ABBYY is an industry leader in developing Digital Intelligence solutions. A part of that mission is a responsibility to our clients to protect customer data.
Developing innovative products may be our core business, but your trust in us is fundamental to our success. After all, technology is of lesser value if it can’t be trusted. That is precisely the reason we are committed to delivering the highest standards of security.
But don’t take our word for it.
Below we explore SOC 2 Type 1 and Type 2 certifications, their significance, and the third-party audits we commissioned to verify our SOC 2 compliance.
What is SOC 2?
The System and Organization Controls (SOC) 2 is one of three reports available under the SOC framework, defined by the American Institute of Certified Public Accountants (AICPA). It is designed to ensure that third-party service providers (Service organizations) can securely manage data to protect the interests and privacy of their clients.
SOC 2 compliance verifies the existence and effectiveness of security controls relevant to Trust Service Principles (TSPs) of Confidentiality, Availability, Processing Integrity, Privacy, and Security.
There are two SOC 2 reports: Type 1 and Type 2.
- Type 1 describes the Service Organization’s systems and evaluates whether they can meet the TSPs as of a specified date.
- Type 2 details the operational effectiveness of those systems throughout a disclosed period.
Why is SOC 2 important?
Clients often require vendors, especially SaaS providers, to certify protection and ensure client data privacy. When meeting with existing and potential clients, we are frequently asked about our information security policies and procedures, how we protect and control access to data, and how we track and respond to incidents. While we are confident of our controls, the independent, third-party SOC 2 reports validate our security and provide assurance to our clients.
Over the past few years, particularly in preparation for GDPR, we have matured our information security program with the aim of forming a robust information security and privacy ecosystem. SOC 2 audits have complemented this effort greatly.
Which ABBYY products are SOC2 Type 1, Type 2 certified?

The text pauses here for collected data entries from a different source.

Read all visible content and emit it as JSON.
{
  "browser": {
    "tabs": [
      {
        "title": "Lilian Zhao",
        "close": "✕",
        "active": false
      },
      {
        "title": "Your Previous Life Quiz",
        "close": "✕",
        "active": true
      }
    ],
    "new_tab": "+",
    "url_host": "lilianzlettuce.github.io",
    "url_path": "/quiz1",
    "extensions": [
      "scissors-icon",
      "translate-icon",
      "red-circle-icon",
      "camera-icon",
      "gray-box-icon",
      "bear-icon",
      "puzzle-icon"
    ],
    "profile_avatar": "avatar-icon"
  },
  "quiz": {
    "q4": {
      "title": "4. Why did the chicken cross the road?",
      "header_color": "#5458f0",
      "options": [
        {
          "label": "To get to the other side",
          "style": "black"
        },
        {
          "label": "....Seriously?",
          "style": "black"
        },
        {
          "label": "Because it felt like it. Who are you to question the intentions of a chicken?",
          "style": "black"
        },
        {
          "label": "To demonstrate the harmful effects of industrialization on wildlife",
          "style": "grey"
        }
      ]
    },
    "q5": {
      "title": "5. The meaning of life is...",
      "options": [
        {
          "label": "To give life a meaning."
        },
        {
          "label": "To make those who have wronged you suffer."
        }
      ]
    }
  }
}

We are proud to share that we have passed our SOC 2 audits and have been awarded SOC 2 reports for the following products.
|ABBYY Cloud OCR SDK||SOC 2 Type 2|
|ABBYY FlexiCapture Cloud||SOC 2 Type 2|
|ABBYY Timeline||SOC 2 Type 2|
|ABBYY Vantage||SOC 2 Type 1|
These reports demonstrate ABBYY’s commitment to protecting our client’s data.
The auditors concluded the controls were fully designed to provide absolute assurance that ABBYY’s service commitments and system requirements would be achieved based on the applicable trust services criteria.
SOC 2 reports are available upon request and a signed NDA. To request a SOC 2 report, which includes scope, methodology, and findings, please contact us at firstname.lastname@example.org.
Additionally, all of our on-premises solutions do not share any personal or commercial data that are digitized and analyzed by customers. Customers have complete control of such data while using our on-premises solutions. ABBYY cloud solutions use trusted service providers, strict access control, and strong encryption. Furthermore, ABBYY is compliant with applicable regulations regarding commercial and personal data use, such as GDPR and CCPA.
Our commitment to information security and privacy is part of our overall global initiative to promote the development of trustworthy artificial intelligence (AI) technology. As AI becomes ubiquitous across enterprise high-value and large-scale uses and more open source tools become available for digitizing data, the ethical use of accessing and training data is imperative. ABBYY made public its core guiding principles on developing, maintaining, and promoting trustworthy AI technologies, which can be found at ABBYY’s Approach to Trustworthy AI.